The general idea is to:

- find the number of valid observations (non NaN)
- replace NaN with maximum value of array
- sort values along axis
- find position of quantile regarding number of valid observations
- linear interpolation if the desired quantile is inbetween two positions (like numpys linear interpolation)

```
def nan_percentile(arr, q):
# valid (non NaN) observations along the first axis
valid_obs = np.sum(np.isfinite(arr), axis=0)
# replace NaN with maximum
max_val = np.nanmax(arr)
arr[np.isnan(arr)] = max_val
# sort - former NaNs will move to the end
arr = np.sort(arr, axis=0)
# loop over requested quantiles
if type(q) is list:
qs = []
qs.extend(q)
else:
qs = [q]
if len(qs) < 2:
quant_arr = np.zeros(shape=(arr.shape[1], arr.shape[2]))
else:
quant_arr = np.zeros(shape=(len(qs), arr.shape[1], arr.shape[2]))
result = []
for i in range(len(qs)):
quant = qs[i]
# desired position as well as floor and ceiling of it
k_arr = (valid_obs - 1) * (quant / 100.0)
f_arr = np.floor(k_arr).astype(np.int32)
c_arr = np.ceil(k_arr).astype(np.int32)
fc_equal_k_mask = f_arr == c_arr
# linear interpolation (like numpy percentile) takes the fractional part of desired position
floor_val = _zvalue_from_index(arr=arr, ind=f_arr) * (c_arr - k_arr)
ceil_val = _zvalue_from_index(arr=arr, ind=c_arr) * (k_arr - f_arr)
quant_arr = floor_val + ceil_val
quant_arr[fc_equal_k_mask] = _zvalue_from_index(arr=arr, ind=k_arr.astype(np.int32))[fc_equal_k_mask] # if floor == ceiling take floor value
result.append(quant_arr)
return result
```

One issue to work around is numpys implementation of `np.choose()`

which only allows for 32 choices, meaning it failed on my dataset with with 96 raster images.

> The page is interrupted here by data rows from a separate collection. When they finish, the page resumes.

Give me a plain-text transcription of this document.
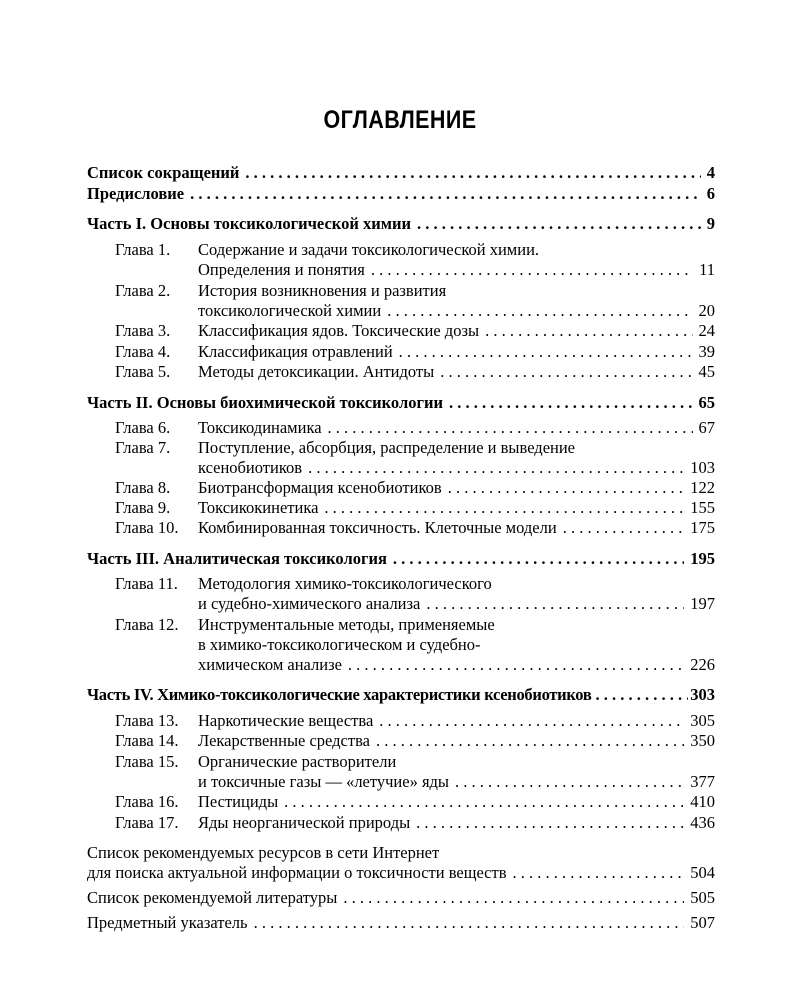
ОГЛАВЛЕНИЕ
Список сокращений . . .	4
Предисловие . . .	6
Часть I. Основы токсикологической химии . . .	9
Глава 1. Содержание и задачи токсикологической химии.
Определения и понятия . . .	11
Глава 2. История возникновения и развития
токсикологической химии . . .	20
Глава 3. Классификация ядов. Токсические дозы . . .	24
Глава 4. Классификация отравлений . . .	39
Глава 5. Методы детоксикации. Антидоты . . .	45
Часть II. Основы биохимической токсикологии . . .	65
Глава 6. Токсикодинамика . . .	67
Глава 7. Поступление, абсорбция, распределение и выведение
ксенобиотиков . . .	103
Глава 8. Биотрансформация ксенобиотиков . . .	122
Глава 9. Токсикокинетика . . .	155
Глава 10. Комбинированная токсичность. Клеточные модели . . .	175
Часть III. Аналитическая токсикология . . .	195
Глава 11. Методология химико-токсикологического
и судебно-химического анализа . . .	197
Глава 12. Инструментальные методы, применяемые
в химико-токсикологическом и судебно-
химическом анализе . . .	226
Часть IV. Химико-токсикологические характеристики ксенобиотиков . . .	303
Глава 13. Наркотические вещества . . .	305
Глава 14. Лекарственные средства . . .	350
Глава 15. Органические растворители
и токсичные газы — «летучие» яды . . .	377
Глава 16. Пестициды . . .	410
Глава 17. Яды неорганической природы . . .	436
Список рекомендуемых ресурсов в сети Интернет
для поиска актуальной информации о токсичности веществ . . .	504
Список рекомендуемой литературы . . .	505
Предметный указатель . . .	507
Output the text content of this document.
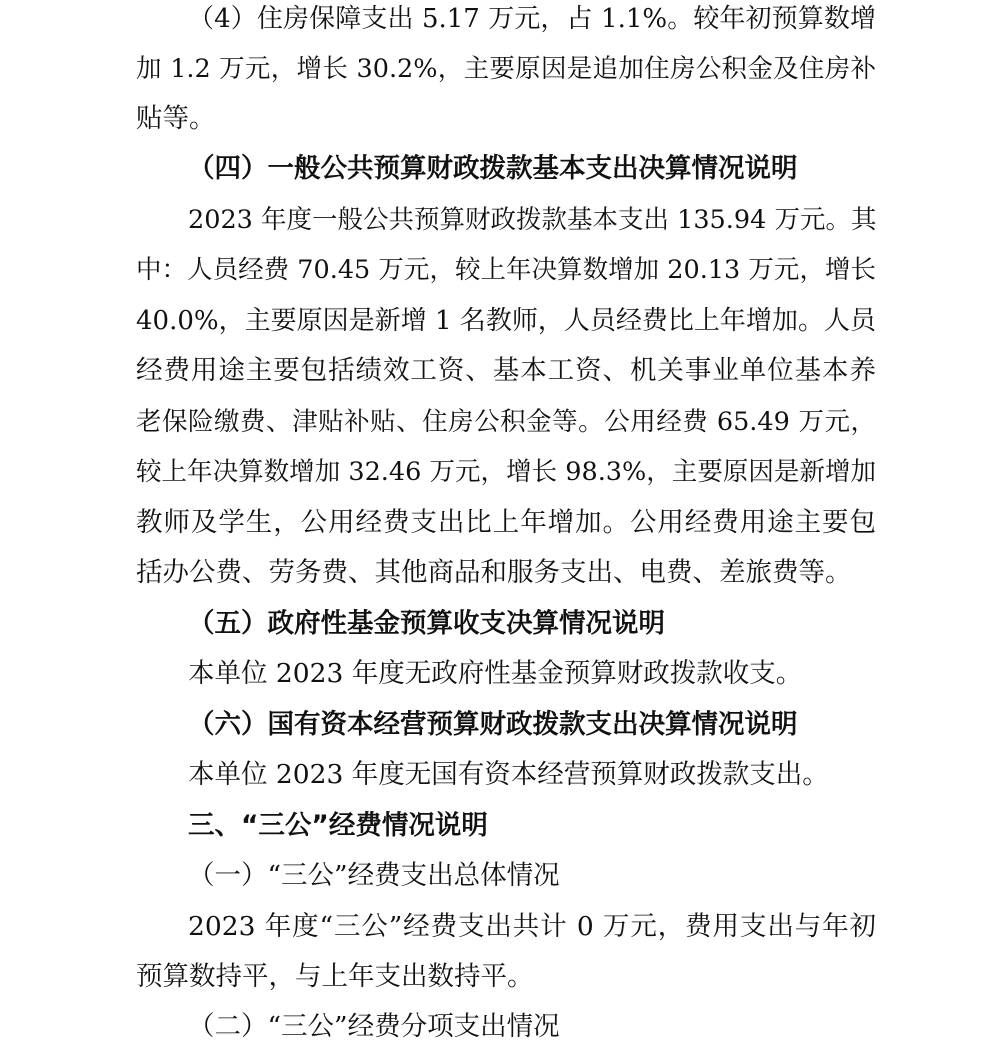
（4）住房保障支出 5.17 万元，占 1.1%。较年初预算数增
加 1.2 万元，增长 30.2%，主要原因是追加住房公积金及住房补
贴等。
（四）一般公共预算财政拨款基本支出决算情况说明
2023 年度一般公共预算财政拨款基本支出 135.94 万元。其
中：人员经费 70.45 万元，较上年决算数增加 20.13 万元，增长
40.0%，主要原因是新增 1 名教师，人员经费比上年增加。人员
经费用途主要包括绩效工资、基本工资、机关事业单位基本养
老保险缴费、津贴补贴、住房公积金等。公用经费 65.49 万元，
较上年决算数增加 32.46 万元，增长 98.3%，主要原因是新增加
教师及学生，公用经费支出比上年增加。公用经费用途主要包
括办公费、劳务费、其他商品和服务支出、电费、差旅费等。
（五）政府性基金预算收支决算情况说明
本单位 2023 年度无政府性基金预算财政拨款收支。
（六）国有资本经营预算财政拨款支出决算情况说明
本单位 2023 年度无国有资本经营预算财政拨款支出。
三、“三公”经费情况说明
（一）“三公”经费支出总体情况
2023 年度“三公”经费支出共计 0 万元，费用支出与年初
预算数持平，与上年支出数持平。
（二）“三公”经费分项支出情况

Luckily my question on StackOverflow, Index 3D array with index of last axis stored in 2D array was answered with a workaround to indexing the 3D array without using `np.choose()`

. This is achieved with a small helper function.

```
def _zvalue_from_index(arr, ind):
"""private helper function to work around the limitation of np.choose() by employing np.take()
arr has to be a 3D array
ind has to be a 2D array containing values for z-indicies to take from arr
See: http://stackoverflow.com/a/32091712/4169585
This is faster and more memory efficient than using the ogrid based solution with fancy indexing.
"""
# get number of columns and rows
_,nC,nR = arr.shape
# get linear indices and extract elements with np.take()
idx = nC*nR*ind + nR*np.arange(nR)[:,None] + np.arange(nC)
return np.take(arr, idx)
```

## Result and speed comparison

Let’s see if our new functions produces the same results as `np.nanpercentile()`

```
input_arr = np.array(test_arr, copy=True)
old_func = np.nanpercentile(input_arr, q=range(0,100), axis=0)
new_func = nan_percentile(input_arr, q=range(0,100))
np.allclose(new_func, old_func)
True
```

So far so good. Let’s see what we achieved in terms of speed.

```
input_arr = np.array(test_arr, copy=True)
%timeit np.nanpercentile(input_arr, q=[10,25,50,75,90], axis=0)
1 loops, best of 3: 603 ms per loop
```

```
input_arr = np.array(test_arr, copy=True)
%timeit nan_percentile(test_arr, q=[10,25,50,75,90])
100 loops, best of 3: 3.81 ms per loop
```

The new function is roughly **160x faster** than `np.nanpercentile()`

, so it was time well spent looking for a faster way.